Joint Mixing Data Augmentation for Skeleton-based Action Recognition

Skeleton-based action recognition is beneficial for understanding human behavior in videos, and thus has received much attention in recent years as an important research area in action recognition. Current research focuses on designing more advanced algorithms to better extract spatio-temporal information from skeleton data. However, due to the small amount of data in the existing skeleton dataset and the lack of effective data augmentation methods, it is easy to lead to overfitting in model training. To address this challenge, we propose a mix-based data augmentation method, Joint Mixing Data Augmentation (JMDA), which can generally improve the effectiveness and robustness of various skeleton-based action recognition algorithms. In terms of spatial information, we introduce SpatialMix (SM), a method that projects the original 3D skeleton discrete information into a 2D space. Then, SM mixes the projected spatial information between two random samples during the training process to achieve the spatial-based mixing data augmentation. Concerning temporal information, we propose TemporalMix (TM). Leveraging the temporal continuity in skeleton data, we perform a temporal resize operation on the original skeleton data, and then merge two random samples during training to achieve the temporal-based mixed data augmentation. Additionally, we analyze the Feature Mismatch (FM) problem caused by introducing mix-based data augmentation into skeleton data. Then we propose a new data preprocessing method called Feature Alignment (FA) to effectively address this problem and improve model performance.

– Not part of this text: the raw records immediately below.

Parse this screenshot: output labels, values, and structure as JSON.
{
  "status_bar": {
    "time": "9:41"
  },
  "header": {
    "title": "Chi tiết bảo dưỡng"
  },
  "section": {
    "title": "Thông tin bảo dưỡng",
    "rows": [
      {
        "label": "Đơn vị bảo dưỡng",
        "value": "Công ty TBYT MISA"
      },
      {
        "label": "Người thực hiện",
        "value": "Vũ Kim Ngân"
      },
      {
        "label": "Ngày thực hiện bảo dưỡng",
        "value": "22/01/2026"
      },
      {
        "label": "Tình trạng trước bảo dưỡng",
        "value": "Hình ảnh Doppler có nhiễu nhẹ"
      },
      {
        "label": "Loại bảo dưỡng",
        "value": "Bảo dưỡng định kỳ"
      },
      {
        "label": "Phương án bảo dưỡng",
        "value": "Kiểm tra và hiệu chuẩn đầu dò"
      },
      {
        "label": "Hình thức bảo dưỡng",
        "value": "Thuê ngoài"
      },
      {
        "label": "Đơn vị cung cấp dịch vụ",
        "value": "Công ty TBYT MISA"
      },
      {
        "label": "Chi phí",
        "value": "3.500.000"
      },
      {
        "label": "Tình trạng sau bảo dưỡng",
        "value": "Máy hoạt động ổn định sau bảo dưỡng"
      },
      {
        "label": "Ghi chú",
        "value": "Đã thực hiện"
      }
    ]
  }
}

Moreover, we propose a novel training pipeline, Joint Training Strategy (JTS), which combines multiple mix-based data augmentation methods for further improvement of model performance. Specifically, our proposed JMDA is plug-and-play and widely applicable to skeleton-based action recognition models. At the same time, the application of JMDA does not increase the model parameters and there is almost no additional training cost. We conduct extensive experiments on NTU RGB+D 60 and NTU RGB+D 120 datasets to demonstrate the effectiveness and robustness of the proposed JMDA on several mainstream skeleton-based action recognition algorithms.